El gasto público, además de financiar las pruebas y pagar a quienes las realizan, debería apoyar la producción masiva de mascarillas y ropa de protección. Es incomprensible que dos grandes potencias industriales, como Francia y Estados Unidos, acumulen tanto retraso en la producción de objetos tan simples, que deberían estar a disposición de todos los que trabajan en contacto con los enfermos, pero también de los comerciantes y agentes de la administración pública en contacto con la población, como policías, conductores de trenes, carteros, barrenderos, etcétera. Para acelerar la producción de estos equipos de protección, debería fomentarse la innovación por medio de ayudas públicas y autorizar precios más elevados para los equipos más innovadores. Esa mojigatería anticapitalista, el temor a recompensar o incluso enriquecer a empresarios innovadores, sería inmoral en las circunstancias actuales. Por el contrario, debemos alentar la emulación y apelar al interés bien entendido de estos innovadores. Una vez más, todas estas medidas les costarían a los Estados mucho menos que financiar el confinamiento y el desempleo involuntario.

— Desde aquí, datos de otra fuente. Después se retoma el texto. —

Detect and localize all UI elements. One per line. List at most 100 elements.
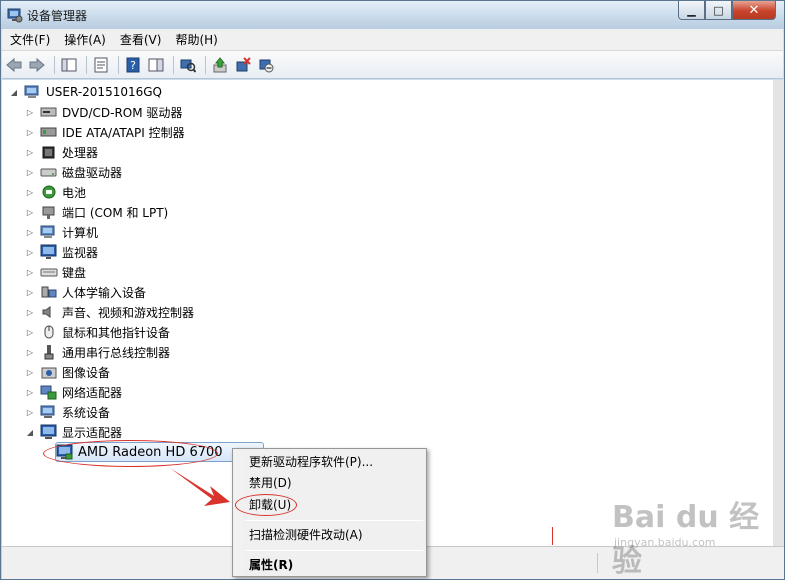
tree-category-label: DVD/CD-ROM 驱动器 bbox=[62, 105, 183, 120]
annotation-mark bbox=[552, 527, 553, 545]
tree-category[interactable]: ▷ 监视器 bbox=[24, 242, 98, 262]
sound-icon bbox=[40, 304, 58, 320]
computer-icon bbox=[24, 84, 42, 100]
display-adapter-icon bbox=[40, 424, 58, 440]
expander-collapsed[interactable]: ▷ bbox=[24, 286, 36, 298]
tree-category[interactable]: ▷ 电池 bbox=[24, 182, 86, 202]
mouse-icon bbox=[40, 324, 58, 340]
expander-collapsed[interactable]: ▷ bbox=[24, 406, 36, 418]
tree-category-label: IDE ATA/ATAPI 控制器 bbox=[62, 125, 185, 140]
tree-category-label: 网络适配器 bbox=[62, 385, 123, 400]
tree-category[interactable]: ▷ 人体学输入设备 bbox=[24, 282, 146, 302]
dvd-drive-icon bbox=[40, 104, 58, 120]
toolbar-separator bbox=[86, 55, 87, 74]
toolbar-separator bbox=[205, 55, 206, 74]
help-icon[interactable]: ? bbox=[123, 55, 143, 75]
expander-collapsed[interactable]: ▷ bbox=[24, 226, 36, 238]
expander-collapsed[interactable]: ▷ bbox=[24, 146, 36, 158]
annotation-circle-device bbox=[43, 440, 218, 467]
tree-root-label: USER-20151016GQ bbox=[46, 85, 162, 99]
expander-collapsed[interactable]: ▷ bbox=[24, 346, 36, 358]
device-manager-icon bbox=[7, 8, 23, 23]
port-icon bbox=[40, 204, 58, 220]
expander-expanded[interactable]: ◢ bbox=[24, 426, 36, 438]
expander-collapsed[interactable]: ▷ bbox=[24, 266, 36, 278]
annotation-arrow-icon bbox=[170, 468, 230, 506]
tree-category[interactable]: ▷ 鼠标和其他指针设备 bbox=[24, 322, 170, 342]
ide-controller-icon bbox=[40, 124, 58, 140]
tree-category-label: 鼠标和其他指针设备 bbox=[62, 325, 171, 340]
forward-arrow-icon[interactable] bbox=[27, 55, 47, 75]
tree-category[interactable]: ▷ IDE ATA/ATAPI 控制器 bbox=[24, 122, 185, 142]
toolbar-separator bbox=[118, 55, 119, 74]
expander-collapsed[interactable]: ▷ bbox=[24, 306, 36, 318]
expander-collapsed[interactable]: ▷ bbox=[24, 386, 36, 398]
properties-icon[interactable] bbox=[91, 55, 111, 75]
menu-action[interactable]: 操作(A) bbox=[58, 30, 112, 50]
expander-collapsed[interactable]: ▷ bbox=[24, 126, 36, 138]
watermark-url: jingyan.baidu.com bbox=[614, 536, 716, 549]
expander-collapsed[interactable]: ▷ bbox=[24, 106, 36, 118]
tree-category[interactable]: ▷ 系统设备 bbox=[24, 402, 110, 422]
title-bar[interactable]: 设备管理器 ▁ □ ✕ bbox=[1, 1, 784, 29]
processor-icon bbox=[40, 144, 58, 160]
show-hide-tree-icon[interactable] bbox=[59, 55, 79, 75]
computer-icon bbox=[40, 224, 58, 240]
tree-category[interactable]: ▷ 网络适配器 bbox=[24, 382, 122, 402]
tree-category-label: 磁盘驱动器 bbox=[62, 165, 123, 180]
toolbar: ? bbox=[2, 51, 783, 79]
keyboard-icon bbox=[40, 264, 58, 280]
svg-text:?: ? bbox=[130, 59, 136, 72]
tree-category[interactable]: ▷ 处理器 bbox=[24, 142, 98, 162]
expander-expanded[interactable]: ◢ bbox=[8, 86, 20, 98]
tree-category-label: 系统设备 bbox=[62, 405, 111, 420]
tree-category[interactable]: ▷ 端口 (COM 和 LPT) bbox=[24, 202, 168, 222]
menu-update-driver[interactable]: 更新驱动程序软件(P)... bbox=[249, 452, 424, 472]
action-pane-icon[interactable] bbox=[146, 55, 166, 75]
menu-disable[interactable]: 禁用(D) bbox=[249, 473, 424, 493]
tree-category-label: 人体学输入设备 bbox=[62, 285, 147, 300]
menu-view[interactable]: 查看(V) bbox=[114, 30, 168, 50]
window-controls: ▁ □ ✕ bbox=[678, 1, 776, 21]
battery-icon bbox=[40, 184, 58, 200]
disk-drive-icon bbox=[40, 164, 58, 180]
menu-scan-hardware[interactable]: 扫描检测硬件改动(A) bbox=[249, 525, 424, 545]
scan-hardware-icon[interactable] bbox=[178, 55, 198, 75]
menu-bar: 文件(F) 操作(A) 查看(V) 帮助(H) bbox=[2, 29, 783, 51]
hid-icon bbox=[40, 284, 58, 300]
menu-properties[interactable]: 属性(R) bbox=[249, 555, 424, 575]
imaging-device-icon bbox=[40, 364, 58, 380]
monitor-icon bbox=[40, 244, 58, 260]
disable-device-icon[interactable] bbox=[256, 55, 276, 75]
window-title: 设备管理器 bbox=[27, 9, 88, 23]
toolbar-separator bbox=[54, 55, 55, 74]
watermark: Bai du 经验 jingyan.baidu.com bbox=[612, 492, 772, 579]
back-arrow-icon[interactable] bbox=[4, 55, 24, 75]
system-device-icon bbox=[40, 404, 58, 420]
tree-category[interactable]: ▷ 磁盘驱动器 bbox=[24, 162, 122, 182]
uninstall-icon[interactable] bbox=[233, 55, 253, 75]
menu-help[interactable]: 帮助(H) bbox=[169, 30, 223, 50]
maximize-button[interactable]: □ bbox=[705, 1, 732, 20]
tree-category[interactable]: ▷ 图像设备 bbox=[24, 362, 110, 382]
tree-category[interactable]: ▷ 计算机 bbox=[24, 222, 98, 242]
expander-collapsed[interactable]: ▷ bbox=[24, 166, 36, 178]
expander-collapsed[interactable]: ▷ bbox=[24, 326, 36, 338]
tree-category-label: 声音、视频和游戏控制器 bbox=[62, 305, 195, 320]
minimize-button[interactable]: ▁ bbox=[678, 1, 705, 20]
tree-category[interactable]: ▷ 声音、视频和游戏控制器 bbox=[24, 302, 194, 322]
expander-collapsed[interactable]: ▷ bbox=[24, 366, 36, 378]
update-driver-icon[interactable] bbox=[210, 55, 230, 75]
tree-category-label: 显示适配器 bbox=[62, 425, 123, 440]
tree-category[interactable]: ◢ 显示适配器 bbox=[24, 422, 122, 442]
vertical-scrollbar[interactable] bbox=[773, 80, 784, 546]
expander-collapsed[interactable]: ▷ bbox=[24, 186, 36, 198]
tree-category[interactable]: ▷ 键盘 bbox=[24, 262, 86, 282]
tree-category[interactable]: ▷ 通用串行总线控制器 bbox=[24, 342, 170, 362]
expander-collapsed[interactable]: ▷ bbox=[24, 206, 36, 218]
tree-root[interactable]: ◢ USER-20151016GQ bbox=[8, 82, 162, 102]
menu-file[interactable]: 文件(F) bbox=[4, 30, 56, 50]
tree-category[interactable]: ▷ DVD/CD-ROM 驱动器 bbox=[24, 102, 183, 122]
close-button[interactable]: ✕ bbox=[732, 1, 776, 20]
expander-collapsed[interactable]: ▷ bbox=[24, 246, 36, 258]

Esta nueva estrategia, hacer pruebas, proteger, volver al trabajo, implica una evolución de las costumbres; a la espera de una vacuna, debería parecer normal y cívico ir a trabajar con mascarilla (habitual en Japón) y ropa de protección. En esta nueva normalidad, contemplamos una restricción de nuestros derechos individuales ya socavados por el confinamiento. Ya que el confinamiento es obligatorio, debería permitirse a los operadores telefónicos recordarnos en nuestros teléfonos móviles (como en Corea del Sur) que, si estamos contagiados y no nos hemos hecho la prueba, corremos un riesgo y, si no les advertimos, ponemos a nuestros seres queridos en peligro. Esta estrategia alternativa podría reemplazar rápidamente el dilema de la bolsa o la vida, permitiendo que la bolsa y la vida coexistan. También sería el final de los debates pseudofilosóficos sobre el tema «ya nada será como antes», de la tontería ideológica como pose y en ausencia de una solución.